Posted on:2009-05-15Degree:Ph.DType:Dissertation
University:Yale UniversityCandidate:Salmon, William NoelFull Text:PDF
GTID:1445390002496925Subject:Language
Abstract/Summary:
In Classical rhetoric, the term anakolouthon was used to describe the effect of changing syntactic structures within a single sentence. This might be due to a speaker error or change of plan mid-sentence, but it could also be performed as a manipulation of style, a solecism intended for dramatic effect. In this dissertation, I consider a contemporary instance of anacolutha, but it is one that is neither error nor intentional solecism. Rather, it is one that is very frequent in spoken language and one that teaches important lessons about how speakers manage and exploit aspects of a discourse: I refer to it as a double-subject sentence (DSS).;The DSS is composed of two basic elements. The first of these can be considered what is primary in the speech act. It is the root utterance, and the proposition it contains is easily seen to bear the main point of the act. The second element, as Frege might say, arouses the imagination, but it is harder to pin down.
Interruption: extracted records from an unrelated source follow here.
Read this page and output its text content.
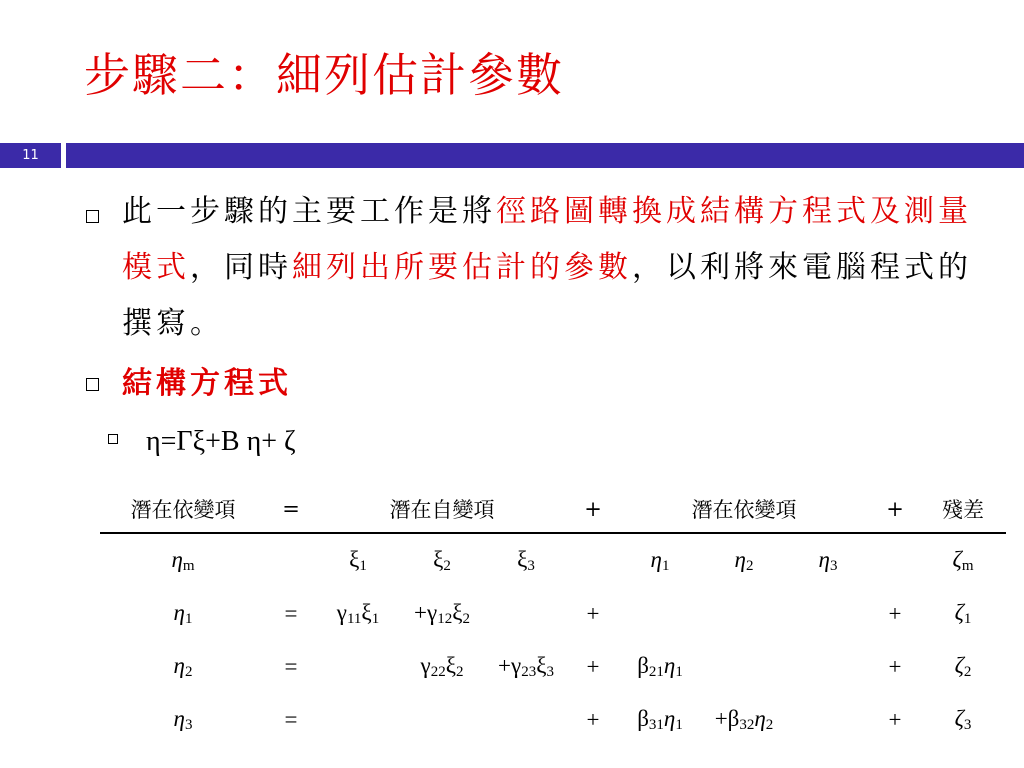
步驟二：細列估計參數
11
此一步驟的主要工作是將徑路圖轉換成結構方程式及測量模式，同時細列出所要估計的參數，以利將來電腦程式的撰寫。
結構方程式
η=Γξ+B η+ ζ
潛在依變項	=	潛在自變項			+	潛在依變項			+	殘差
$\eta_m$		$\xi_1$	$\xi_2$	$\xi_3$		$\eta_1$	$\eta_2$	$\eta_3$		$\zeta_m$
$\eta_1$	=	$\gamma_{11}\xi_1$	$+\gamma_{12}\xi_2$		+				+	$\zeta_1$
$\eta_2$	=		$\gamma_{22}\xi_2$	$+\gamma_{23}\xi_3$	+	$\beta_{21}\eta_1$			+	$\zeta_2$
$\eta_3$	=				+	$\beta_{31}\eta_1$	$+\beta_{32}\eta_2$		+	$\zeta_3$
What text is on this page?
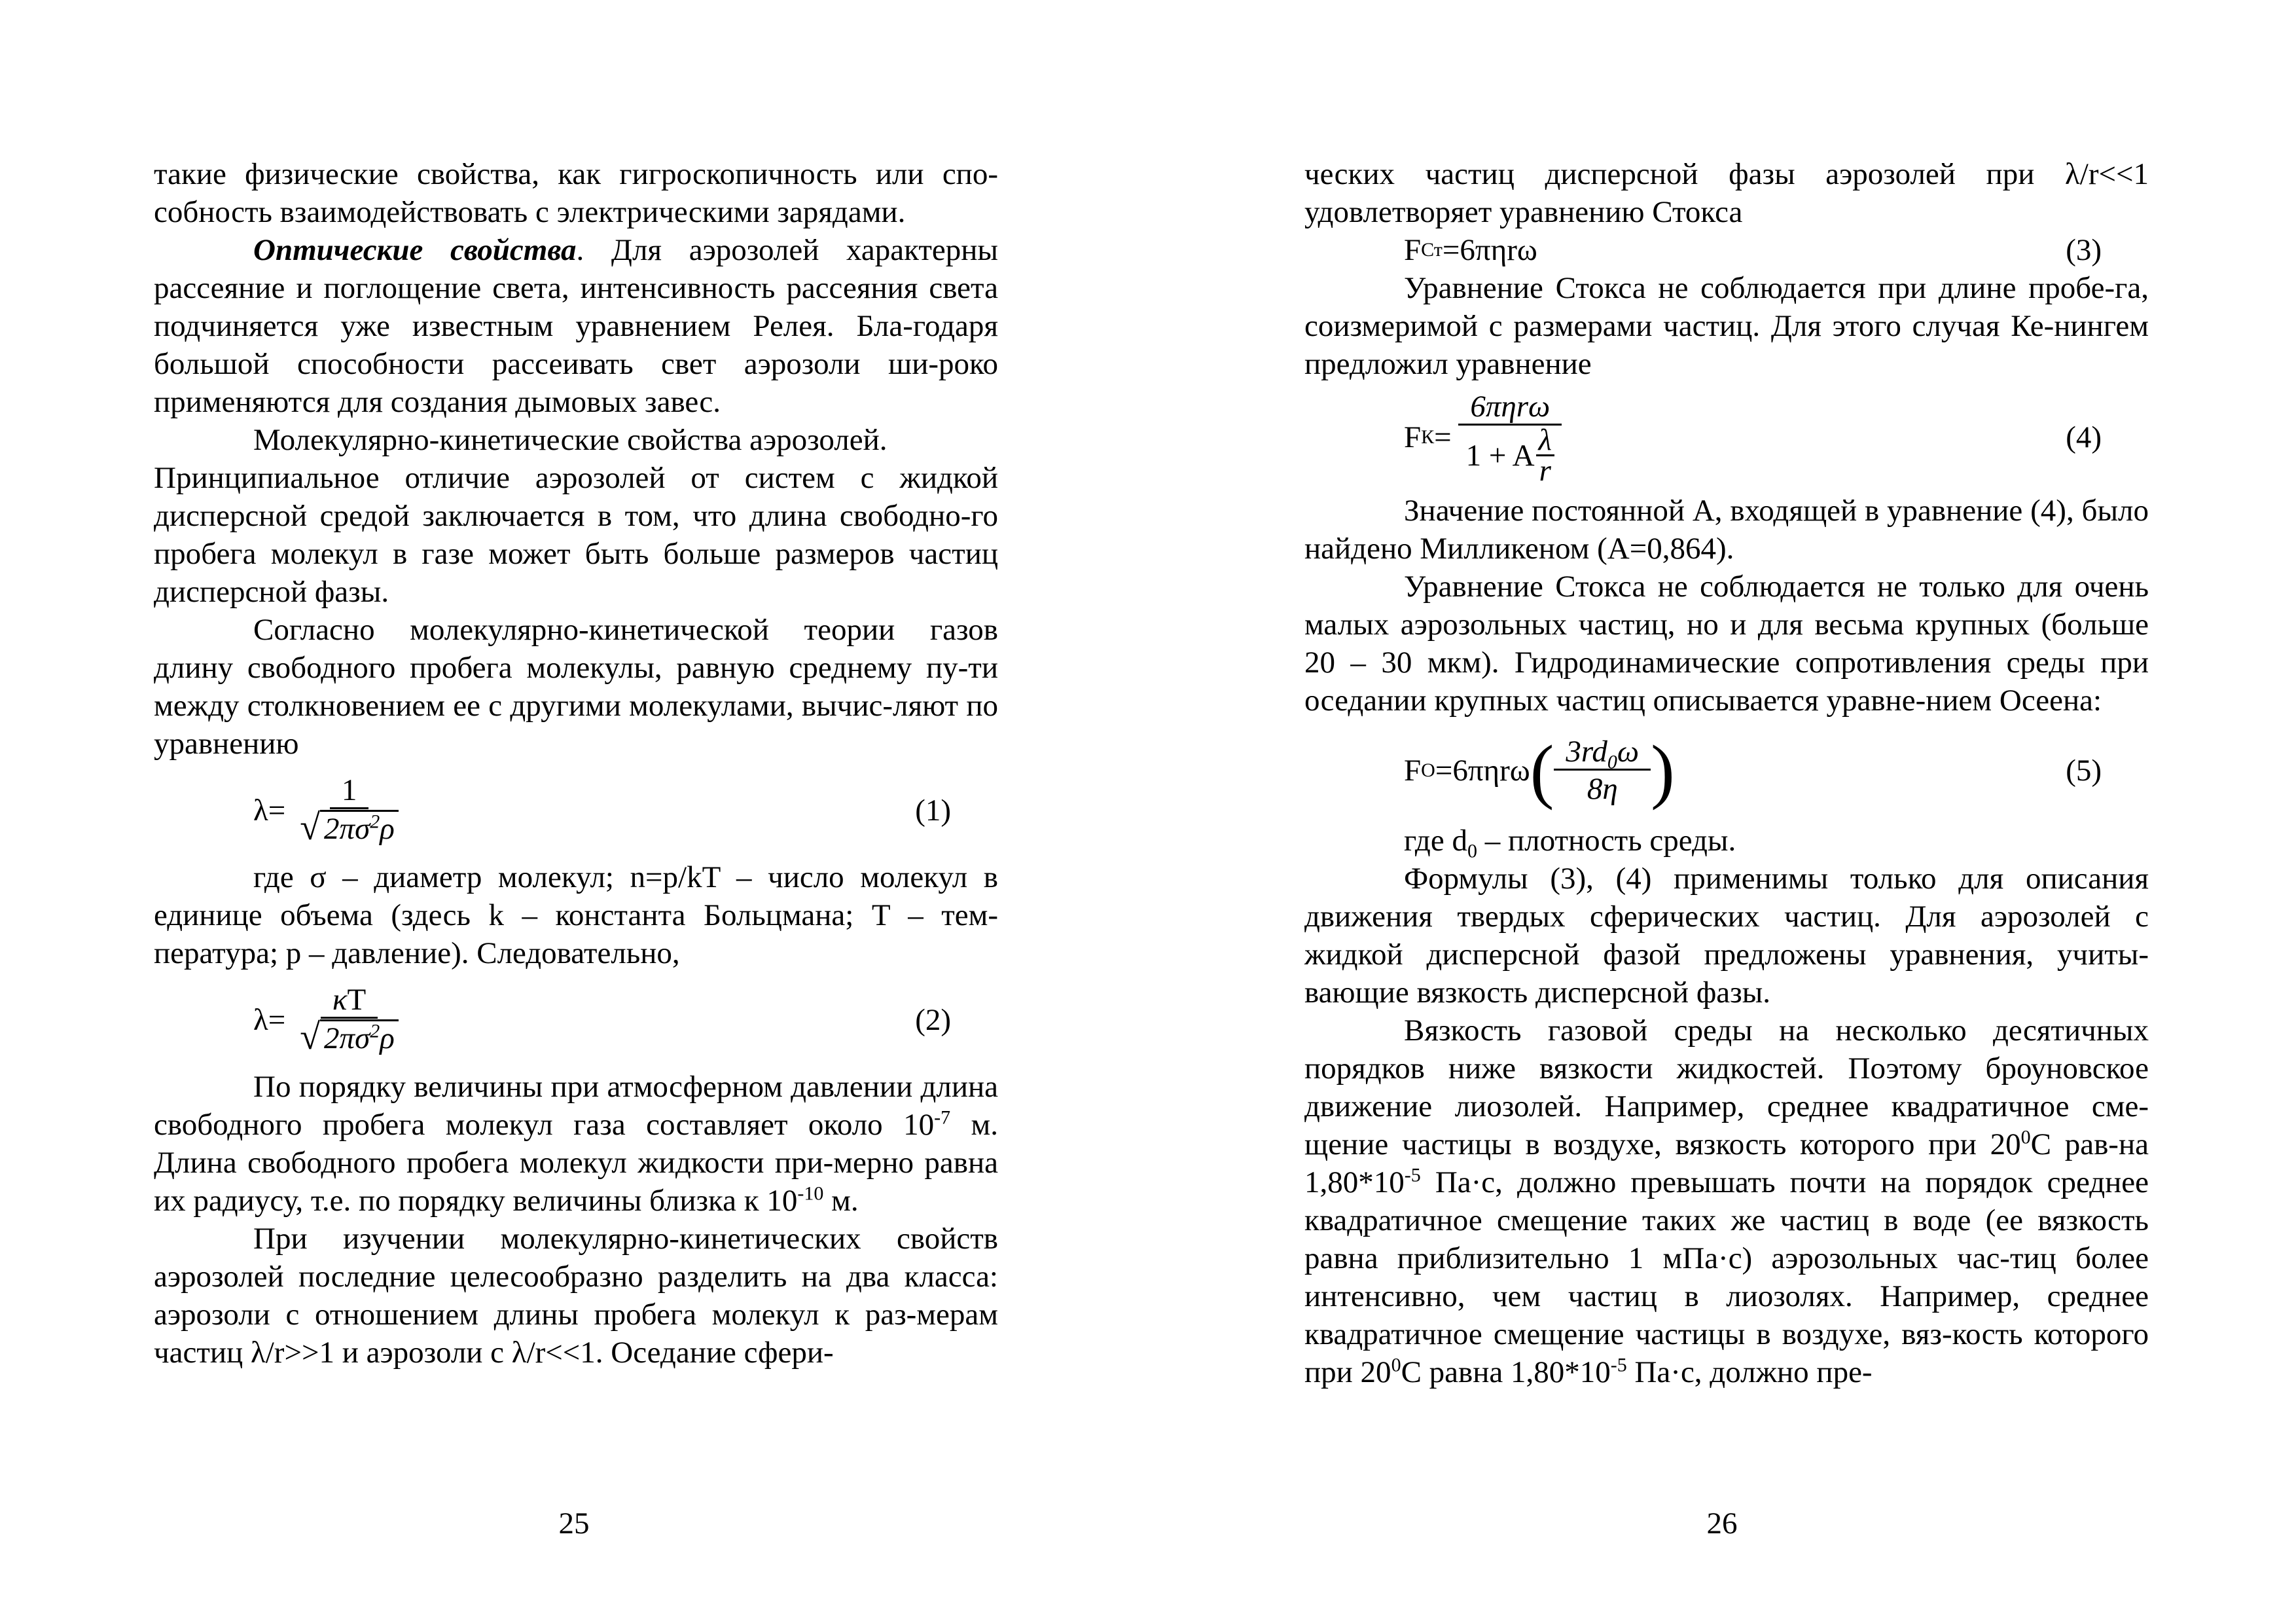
такие физические свойства, как гигроскопичность или спо-собность взаимодействовать с электрическими зарядами.

Оптические свойства. Для аэрозолей характерны рассеяние и поглощение света, интенсивность рассеяния света подчиняется уже известным уравнением Релея. Бла-годаря большой способности рассеивать свет аэрозоли ши-роко применяются для создания дымовых завес.

Молекулярно-кинетические свойства аэрозолей.

Принципиальное отличие аэрозолей от систем с жидкой дисперсной средой заключается в том, что длина свободно-го пробега молекул в газе может быть больше размеров частиц дисперсной фазы.

Согласно молекулярно-кинетической теории газов длину свободного пробега молекулы, равную среднему пу-ти между столкновением ее с другими молекулами, вычис-ляют по уравнению

$\lambda= \frac{1}{√ 2\pi\sigma^2\rho}$	(1)

где σ – диаметр молекул; n=p/kT – число молекул в единице объема (здесь k – константа Больцмана; T – тем-пература; p – давление). Следовательно,

$\lambda= \frac{\kappa T}{√ 2\pi\sigma^2\rho}$	(2)

По порядку величины при атмосферном давлении длина свободного пробега молекул газа составляет около $10^{-7}$ м. Длина свободного пробега молекул жидкости при-мерно равна их радиусу, т.е. по порядку величины близка к $10^{-10}$ м.

При изучении молекулярно-кинетических свойств аэрозолей последние целесообразно разделить на два класса: аэрозоли с отношением длины пробега молекул к раз-мерам частиц λ/r>>1 и аэрозоли с λ/r<<1. Оседание сфери-

25

ческих частиц дисперсной фазы аэрозолей при λ/r<<1 удовлетворяет уравнению Стокса

F Ст =6πηrω	(3)

Уравнение Стокса не соблюдается при длине пробе-га, соизмеримой с размерами частиц. Для этого случая Ке-нингем предложил уравнение

F $К = \frac{\text{6πηrω}}{1 + A \frac{\lambda}{r}}$	(4)

Значение постоянной A, входящей в уравнение (4), было найдено Милликеном (A=0,864).

Уравнение Стокса не соблюдается не только для очень малых аэрозольных частиц, но и для весьма крупных (больше 20 – 30 мкм). Гидродинамические сопротивления среды при оседании крупных частиц описывается уравне-нием Осеена:

F O =6πηrω ( $\frac{3rd_0\omega}{8\eta}$ )	(5)

где $d_0$ – плотность среды.

Формулы (3), (4) применимы только для описания движения твердых сферических частиц. Для аэрозолей с жидкой дисперсной фазой предложены уравнения, учиты-вающие вязкость дисперсной фазы.

Вязкость газовой среды на несколько десятичных порядков ниже вязкости жидкостей. Поэтому броуновское движение лиозолей. Например, среднее квадратичное сме-щение частицы в воздухе, вязкость которого при $20^0C$ рав-на $1,80*10^{-5}$ Па·с, должно превышать почти на порядок среднее квадратичное смещение таких же частиц в воде (ее вязкость равна приблизительно 1 мПа·с) аэрозольных час-тиц более интенсивно, чем частиц в лиозолях. Например, среднее квадратичное смещение частицы в воздухе, вяз-кость которого при $20^0C$ равна $1,80*10^{-5}$ Па·с, должно пре-

26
It is part of the background, and it conveys no primary information and makes no clear assertion. Its purpose is to stabilize the discourse, to arrange the discourse conditions in which the primary utterance can be found felicitous. Like the title of a poem or the epigraph of a novel, it illuminates the utterance to come.;This illumination is the subject of this dissertation. How is the initial parenthetical element related to the primary utterance? How is it related to prior and situational context? I consider this element alongside other, more well-known (if not better understood) kinds of secondary or backgrounded content, such as Grice's notion of conventional implicature, Chris Potts's (2005) ideas of multidimensional semantic content, and Nathan Salmon's (2002) ideas on the role of context in demonstratives. I suggest ultimately that a Gricean account of the DSS---in terms of conventional implicature---provides a satisfactory means of discussing the double-subject sentence. This allows us to provide for the specific semantic and pragmatic properties relevant to the DSS. It also offers us a glimpse of how speakers predict the mental states of their interlocutors, as they order and pragmatically structure propositions to fit the needs of a given situation in a discourse.